Gavin let that comment pass, though the priest’s attitude was curious, to say the least. Father William pulled open the thick oak door.

“Not the way it once was. No faith. No sense of duty. Since the death of Sir John, I have watched as nearly all of his peasants...your peasants...packed up their wee ones and moved onto the Earl of Athol’s land to the north.”

But not all of them had left, Gavin thought. Not all. One of them, he was quite certain, was the ‘ghost’ who was haunting the south wing.

Earlier, when Gavin had stepped into the narrow passageway in the study wall, he had easily found the ladder leading up to the top floor. The chambers above had obviously been comfortably designed and furnished, but now they were in shambles. Working his way through the rooms, he had been quite careful to avoid any repeat of his near disaster in the study. Finally, he’d made his way up to the tower room where he had seen the shutter close.

There, the bed of straw, a scrap of burnt blanket, some rags, a wooden bowl told him that he had been correct. Someone had been taking shelter in the tower, and he had probably found his way into the castle and its passageways from the caverns below.

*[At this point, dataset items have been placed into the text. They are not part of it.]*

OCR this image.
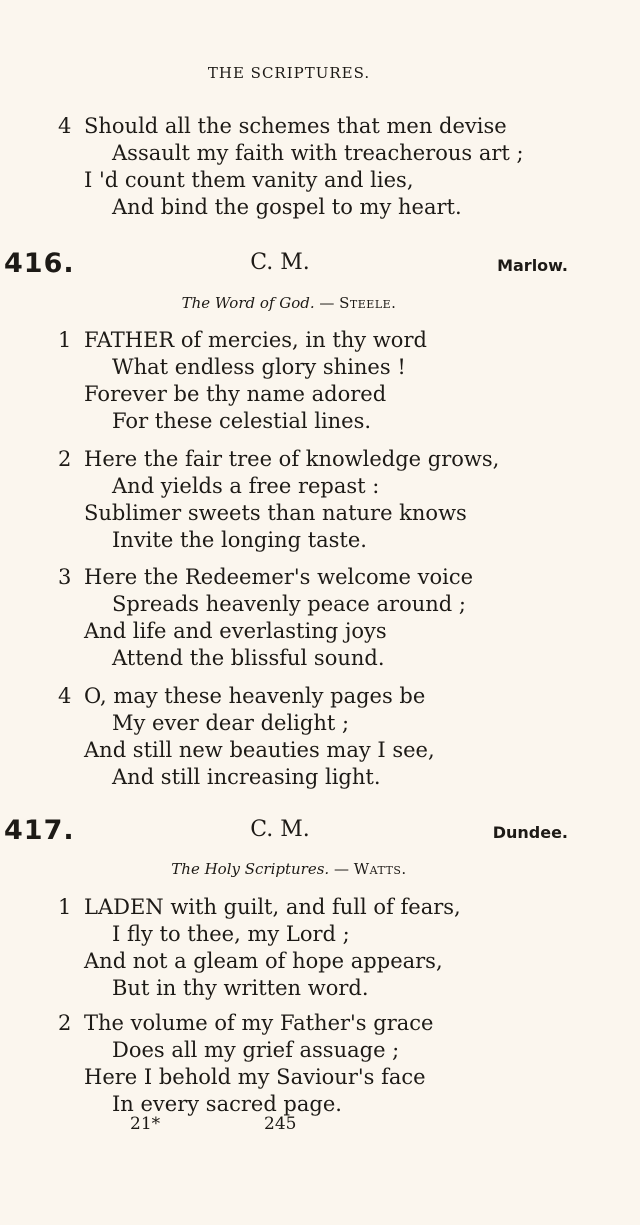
THE SCRIPTURES.
4 Should all the schemes that men devise
Assault my faith with treacherous art ;
I 'd count them vanity and lies,
And bind the gospel to my heart.
416.	C. M.	Marlow.
The Word of God. — Steele.
1 FATHER of mercies, in thy word
What endless glory shines !
Forever be thy name adored
For these celestial lines.
2 Here the fair tree of knowledge grows,
And yields a free repast :
Sublimer sweets than nature knows
Invite the longing taste.
3 Here the Redeemer's welcome voice
Spreads heavenly peace around ;
And life and everlasting joys
Attend the blissful sound.
4 O, may these heavenly pages be
My ever dear delight ;
And still new beauties may I see,
And still increasing light.
417.	C. M.	Dundee.
The Holy Scriptures. — Watts.
1 LADEN with guilt, and full of fears,
I fly to thee, my Lord ;
And not a gleam of hope appears,
But in thy written word.
2 The volume of my Father's grace
Does all my grief assuage ;
Here I behold my Saviour's face
In every sacred page.
21*	245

If what the priest had just said was true, then Gavin knew this stranger had to be a peasant. The Lowlander had investigated what passages he could in the burnt-out wing, but he had reluctantly put off exploring the tunnels leading below. He would need a torch, and preferably a guide, for that little expedition.

In fact, he thought, he could use a torch now. The chapel, dark and musty, offered little to refute the cleric’s words. The few long, thin windows provided hardly any light or air in the sanctuary. No ornaments of value adorned the altar. Only a cross of wood, studded with iron nails, hung on the wall above it. That was all.

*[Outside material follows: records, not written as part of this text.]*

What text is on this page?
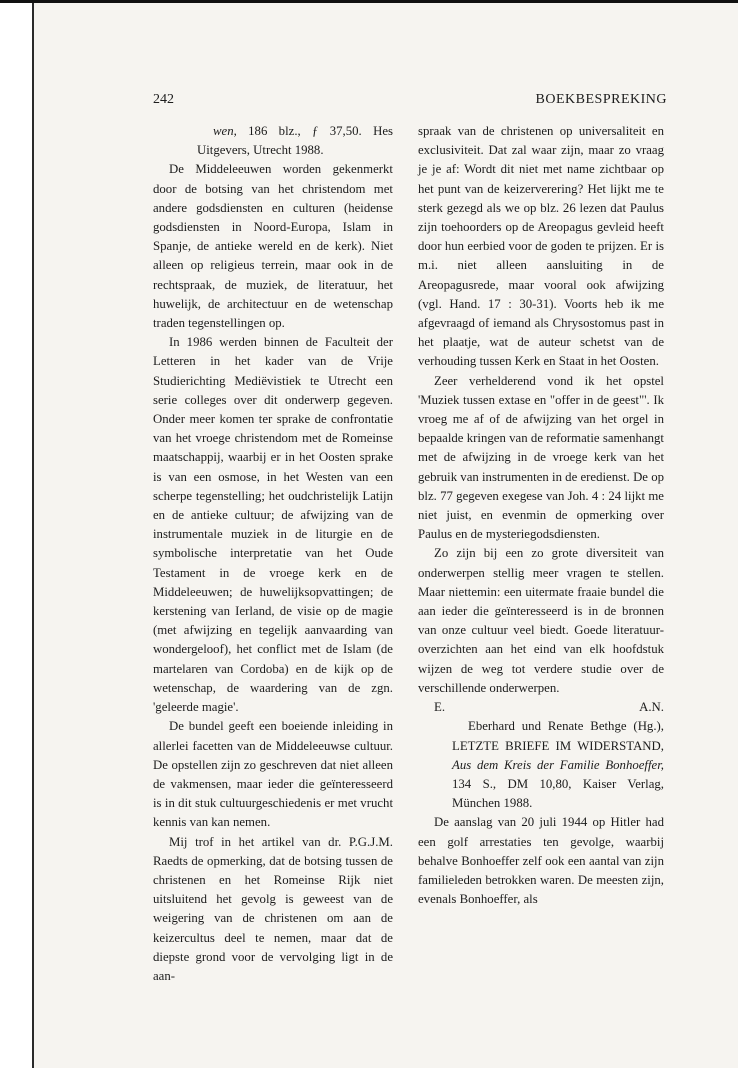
242	BOEKBESPREKING

wen, 186 blz., ƒ 37,50. Hes Uitgevers, Utrecht 1988.

De Middeleeuwen worden gekenmerkt door de botsing van het christendom met andere godsdiensten en culturen (heidense godsdiensten in Noord-Europa, Islam in Spanje, de antieke wereld en de kerk). Niet alleen op religieus terrein, maar ook in de rechtspraak, de muziek, de literatuur, het huwelijk, de architectuur en de wetenschap traden tegenstellingen op.

In 1986 werden binnen de Faculteit der Letteren in het kader van de Vrije Studierichting Mediëvistiek te Utrecht een serie colleges over dit onderwerp gegeven. Onder meer komen ter sprake de confrontatie van het vroege christendom met de Romeinse maatschappij, waarbij er in het Oosten sprake is van een osmose, in het Westen van een scherpe tegenstelling; het oudchristelijk Latijn en de antieke cultuur; de afwijzing van de instrumentale muziek in de liturgie en de symbolische interpretatie van het Oude Testament in de vroege kerk en de Middeleeuwen; de huwelijksopvattingen; de kerstening van Ierland, de visie op de magie (met afwijzing en tegelijk aanvaarding van wondergeloof), het conflict met de Islam (de martelaren van Cordoba) en de kijk op de wetenschap, de waardering van de zgn. 'geleerde magie'.

De bundel geeft een boeiende inleiding in allerlei facetten van de Middeleeuwse cultuur. De opstellen zijn zo geschreven dat niet alleen de vakmensen, maar ieder die geïnteresseerd is in dit stuk cultuurgeschiedenis er met vrucht kennis van kan nemen.

Mij trof in het artikel van dr. P.G.J.M. Raedts de opmerking, dat de botsing tussen de christenen en het Romeinse Rijk niet uitsluitend het gevolg is geweest van de weigering van de christenen om aan de keizercultus deel te nemen, maar dat de diepste grond voor de vervolging ligt in de aan-

spraak van de christenen op universaliteit en exclusiviteit. Dat zal waar zijn, maar zo vraag je je af: Wordt dit niet met name zichtbaar op het punt van de keizerverering? Het lijkt me te sterk gezegd als we op blz. 26 lezen dat Paulus zijn toehoorders op de Areopagus gevleid heeft door hun eerbied voor de goden te prijzen. Er is m.i. niet alleen aansluiting in de Areopagusrede, maar vooral ook afwijzing (vgl. Hand. 17 : 30-31). Voorts heb ik me afgevraagd of iemand als Chrysostomus past in het plaatje, wat de auteur schetst van de verhouding tussen Kerk en Staat in het Oosten.

Zeer verhelderend vond ik het opstel 'Muziek tussen extase en "offer in de geest"'. Ik vroeg me af of de afwijzing van het orgel in bepaalde kringen van de reformatie samenhangt met de afwijzing in de vroege kerk van het gebruik van instrumenten in de eredienst. De op blz. 77 gegeven exegese van Joh. 4 : 24 lijkt me niet juist, en evenmin de opmerking over Paulus en de mysteriegodsdiensten.

Zo zijn bij een zo grote diversiteit van onderwerpen stellig meer vragen te stellen. Maar niettemin: een uitermate fraaie bundel die aan ieder die geïnteresseerd is in de bronnen van onze cultuur veel biedt. Goede literatuur-overzichten aan het eind van elk hoofdstuk wijzen de weg tot verdere studie over de verschillende onderwerpen.

E.	A.N.

Eberhard und Renate Bethge (Hg.), LETZTE BRIEFE IM WIDERSTAND, Aus dem Kreis der Familie Bonhoeffer, 134 S., DM 10,80, Kaiser Verlag, München 1988.

De aanslag van 20 juli 1944 op Hitler had een golf arrestaties ten gevolge, waarbij behalve Bonhoeffer zelf ook een aantal van zijn familieleden betrokken waren. De meesten zijn, evenals Bonhoeffer, als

Surveying the rest of the interior, Gavin nodded toward the steps leading down into a dark alcove. “The crypt?”

“Aye, m’lord.” The note of contempt in the man’s response was obvious, and, though Gavin was unsure what it was directed toward, he was tiring quickly of the little man.

“Get a candle.”

As the priest returned with a light, Gavin started down the steps into the crypt. It was a low, square chamber, with stone tombs lining the walls. Some were adorned with the effigies of knights, their carved stone swords beside them. As William kept up a running commentary on the relative superiority of past generations, Gavin discovered the low doorway into another area, and, taking the candle, led the way into the newer part of the musty chamber.

“Sir Duncan had this part built before my time here. That is his tomb, with the stone carving. His sons never had much opportunity to plan for their own burials.”

“Where are Sir John and his wife and daughter?”

William’s face looked yellow and quite unhealthy in the flickering light of the candle, and he seemed to hesitate before answering. He gestured with a toss of his head.

“In the kirkyard, m’lord.”

Gavin stared at the man a moment. “I want to see where you’ve put them.”

“Aye. This way.”

As he and the priest retraced their steps, Gavin considered what would be involved in reentering the previous lairds and their families in the crypt.